New data from the IMF suggests an easing in emerging market growth as a whole, but variances remain between individual countries, says Eaton Vance.
In its most recent outlook, the IMF updated its forecasts for both developed markets, downgraded by 0.1 per cent for 2016 and 2017, and emerging markets, up 0.1 per cent in 2016 and holding steady at 4.6 per cent for 2017, Eaton Vance noted.
“There were a number of downward revisions that masked some bright spots in Georgia and Serbia, which both had upgrades higher than 0.5 per cent,” the company said.
Georgia’s ambitious global tax reforms and high level of foreign direct investment were given by Eaton Vance as drivers, and IMF supported initiatives to move Serbia’s economy “away from the old communist system” had likewise helped the county’s outlook improve.
Eaton Vance cautioned however that other countries, such as South Africa and Nigeria, received significant downgrades to their forecasts.
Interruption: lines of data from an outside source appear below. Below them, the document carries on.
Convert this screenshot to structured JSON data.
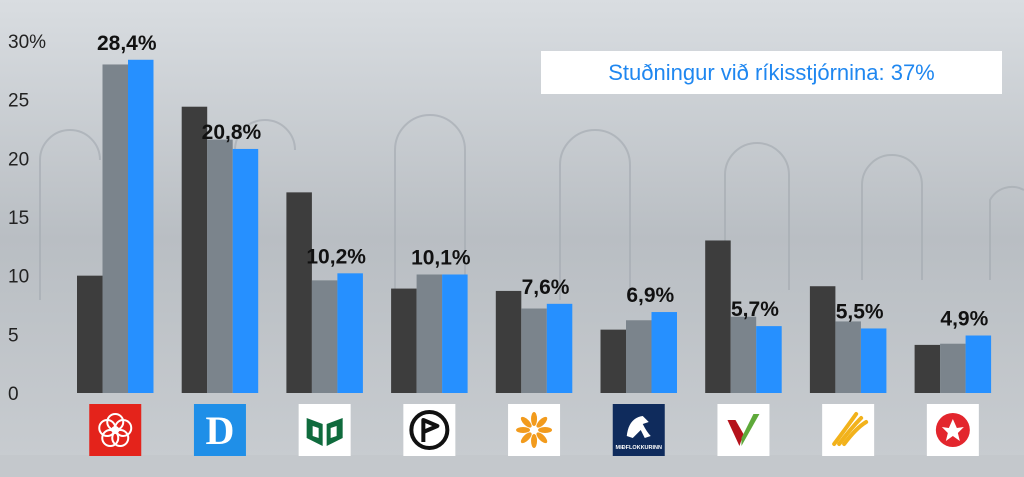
{
  "chart_data": {
    "type": "bar",
    "y_tick_labels": [
      "0",
      "5",
      "10",
      "15",
      "20",
      "25",
      "30%"
    ],
    "ylim": [
      0,
      30
    ],
    "grid": false,
    "series": [
      {
        "color": "#3d3d3d",
        "values": [
          10.0,
          24.4,
          17.1,
          8.9,
          8.7,
          5.4,
          13.0,
          9.1,
          4.1
        ]
      },
      {
        "color": "#7b848c",
        "values": [
          28.0,
          21.6,
          9.6,
          10.1,
          7.2,
          6.2,
          6.5,
          6.1,
          4.2
        ]
      },
      {
        "color": "#2690ff",
        "values": [
          28.4,
          20.8,
          10.2,
          10.1,
          7.6,
          6.9,
          5.7,
          5.5,
          4.9
        ],
        "labels": [
          "28,4%",
          "20,8%",
          "10,2%",
          "10,1%",
          "7,6%",
          "6,9%",
          "5,7%",
          "5,5%",
          "4,9%"
        ]
      }
    ],
    "party_icons": [
      {
        "icon": "rose-icon",
        "bg": "#e4231b",
        "fg": "#ffffff"
      },
      {
        "icon": "letter-d-icon",
        "bg": "#1f8fe8",
        "fg": "#ffffff",
        "text": "D"
      },
      {
        "icon": "book-icon",
        "bg": "#ffffff",
        "fg": "#0f6b3d"
      },
      {
        "icon": "pirate-flag-icon",
        "bg": "#ffffff",
        "fg": "#111111"
      },
      {
        "icon": "sun-burst-icon",
        "bg": "#ffffff",
        "fg": "#f29b1d"
      },
      {
        "icon": "horse-icon",
        "bg": "#0f2b5c",
        "fg": "#ffffff",
        "text": "MIÐFLOKKURINN"
      },
      {
        "icon": "v-check-icon",
        "bg": "#ffffff",
        "fg": "#b5121b"
      },
      {
        "icon": "flame-hand-icon",
        "bg": "#ffffff",
        "fg": "#f2b21b"
      },
      {
        "icon": "star-person-icon",
        "bg": "#ffffff",
        "fg": "#e3262d"
      }
    ]
  },
  "banner": {
    "text": "Stuðningur við ríkisstjórnina: 37%"
  }
}
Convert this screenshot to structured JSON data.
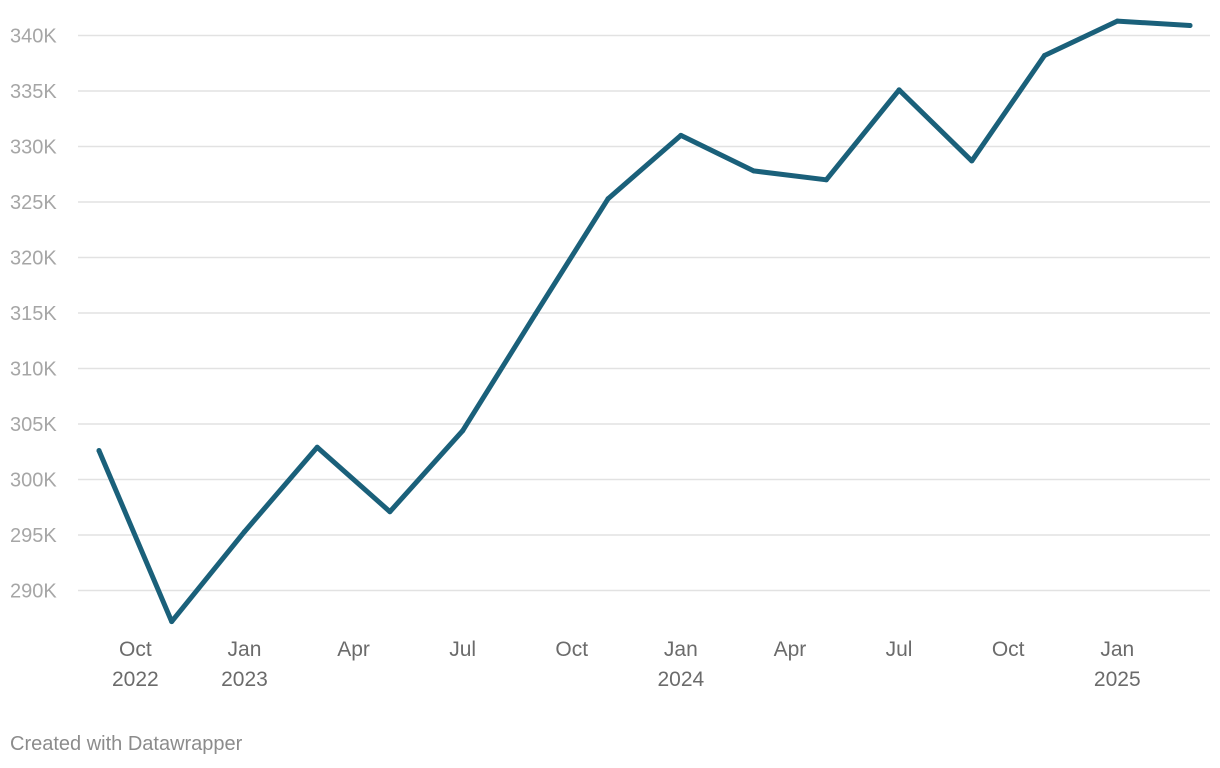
{
  "chart_data": {
    "type": "line",
    "x": [
      "2022-09",
      "2022-11",
      "2023-01",
      "2023-03",
      "2023-05",
      "2023-07",
      "2023-09",
      "2023-11",
      "2024-01",
      "2024-03",
      "2024-05",
      "2024-07",
      "2024-09",
      "2024-11",
      "2025-01",
      "2025-03"
    ],
    "series": [
      {
        "values": [
          302600,
          287200,
          295300,
          302900,
          297100,
          304400,
          314900,
          325300,
          331000,
          327800,
          327000,
          335100,
          328700,
          338200,
          341300,
          340900
        ]
      }
    ],
    "ylim": [
      287000,
      342000
    ],
    "yticks": [
      290000,
      295000,
      300000,
      305000,
      310000,
      315000,
      320000,
      325000,
      330000,
      335000,
      340000
    ],
    "ytick_labels": [
      "290K",
      "295K",
      "300K",
      "305K",
      "310K",
      "315K",
      "320K",
      "325K",
      "330K",
      "335K",
      "340K"
    ],
    "xticks": [
      {
        "date": "2022-10",
        "label": "Oct",
        "year": "2022"
      },
      {
        "date": "2023-01",
        "label": "Jan",
        "year": "2023"
      },
      {
        "date": "2023-04",
        "label": "Apr",
        "year": ""
      },
      {
        "date": "2023-07",
        "label": "Jul",
        "year": ""
      },
      {
        "date": "2023-10",
        "label": "Oct",
        "year": ""
      },
      {
        "date": "2024-01",
        "label": "Jan",
        "year": "2024"
      },
      {
        "date": "2024-04",
        "label": "Apr",
        "year": ""
      },
      {
        "date": "2024-07",
        "label": "Jul",
        "year": ""
      },
      {
        "date": "2024-10",
        "label": "Oct",
        "year": ""
      },
      {
        "date": "2025-01",
        "label": "Jan",
        "year": "2025"
      }
    ],
    "grid": true,
    "line_color": "#1a607a",
    "grid_color": "#e2e2e2",
    "tick_label_color": "#a6a6a6",
    "x_label_color": "#6b6b6b"
  },
  "footer": {
    "credit": "Created with Datawrapper"
  }
}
“Nigeria had a whopping 2.8 per cent downward revision to the country's 2017 growth forecast, to set it at a mere 0.6 per cent,” the company said.
“Nigeria has been hobbled by its dismal response to lower commodity prices, overvalued currency, capital controls and import restrictions; these have damaged growth prospects that were among the most promising on the continent just a short time ago."
Opinions of emerging markets at IMF’s recent annual meeting were mixed, Eaton Vance said, describing the mood at the event as “not exuberant, but not overly pessimistic”, though interest in emerging market countries remained high.
Eaton Vance said the IMF’s results reinforced the importance for investors of fundamental country analysis for emerging markets.